Milli Eğitim Bakanlığı’nın bütçesinin de sürekli arttığını dile getiren Bakan Özer, “Bu seneki bütçe 300 milyarın üzerine çıktı, ek bütçeyle birlikte. Erişim problemi çözüldükten sonra odaklandığımız 3 alan var. Birincisi, okul öncesi eğitim. Bir tanesi mesleki eğitimin güçlendirilmesi, üçüncüsü en önemlisi. Öğretmenlerimizin mesleki ve kişisel gelişimlerinin desteklenmesi. Bir eğitim sistemi öğretmeni kadar güçlü, bir toplum öğretmeni kadar güçlü” diye konuştu.
“ÖĞRETMEN BAŞINA DÜŞEN EĞİTİM SAATİ 192 SAAT”
Öğretmenlerin desteklenmesi için birçok çalışmanın yapıldığını belirten Bakan Özer, “2021 yılını öğretmen başına 92 saatle kapattık. 2022 yılındaki hedefimiz öğretmen başına eğitim saatini 120 saate taşımaktı. 10’uncu aya yeni girdik. Şu anda öğretmen başına düşen eğitim saati 192 saat. Tarihin en yüksek oranına çıktı. Bakanlık öğretmenlerini dinler, kulak kabartır, taleplerini yerine getirirse, öğretmenlerimizin kişisel gelişimleriyle ilgili bir problemleri yok.” dedi.
Bakan Özer, konuşmasında Öğretmenlik Meslek Kanunu’na da değinerek, “Sadece bir başlangıçtır. Öğretmenlik Meslek Kanunu bu kadar mı diye sorgulamaya yol açabiliyor. Bu bir başlangıçtır. Her kanun ilk bir adımdır. Önemli olan kanunun olmasıdır” dedi.
19 Kasım’da yapılacak Öğretmenlik Kariyer Basamakları sınavı ile ilgili de Özer, “2023 yılında çok sayıda, uzman öğretmenimiz ve başöğretmenimizle eğitim sistemimiz çok daha güçlü bir şekilde yoluna devam edecek. Bizim derdimiz, öğretmenimizin sürekli yanında olmak, onun koşullarını iyileştirmek. Çok daha sağlıklı ortamlarda çalışmasını sağlamak.” dedi.

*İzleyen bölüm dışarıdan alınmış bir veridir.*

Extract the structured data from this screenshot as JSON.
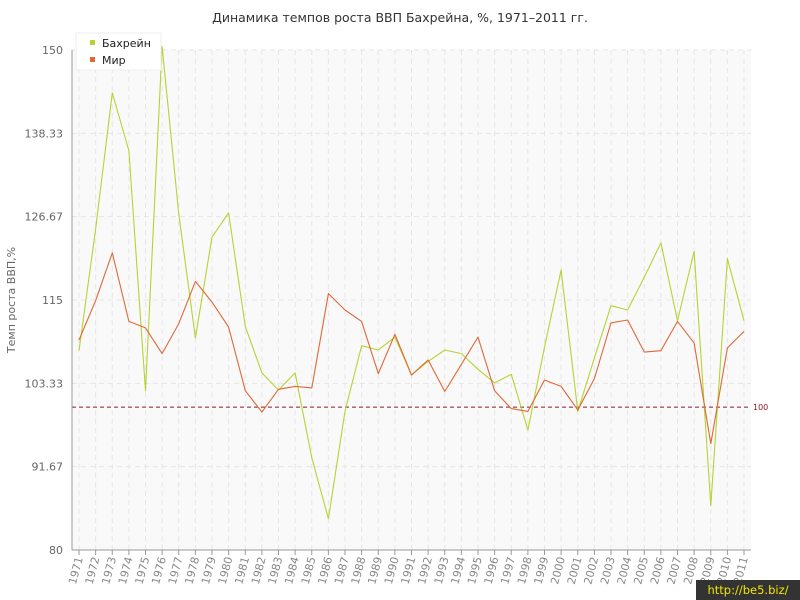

“EĞİTİM SİSTEMİNE YENİ DİJİTAL PLATFORM”
Yakın zamanda dijital bir platformun hayata geçeceğini belirten Bakan Özer şöyle devam etti:
“Orada, öğrenci ve öğretmenin eğitim süreçlerinde, özellikle öğrencilerin bireysel kazanımlarını değerlendirmeyle ilgili yeni bir mekanizmaya geçeceğiz. Şu andaki yardımcı kaynaklar, kazanımlarla ilişkisi ne olursa olsun, tüm öğrencilere aynı yardımcı kaynaklar gidiyor. Yeni geliştirdiğimiz sistemle, sistem bitti. İçeriğini zenginleştirme çalışmaları devam ediyor. Onun tamamlanmasını bekliyoruz. Öğrenci derslerden hangi seviyede olduğunu kendisi ölçecek, öğretmen de öğrencisinin o gelişimini elektronik ortamda sürekli izleyebilecek.”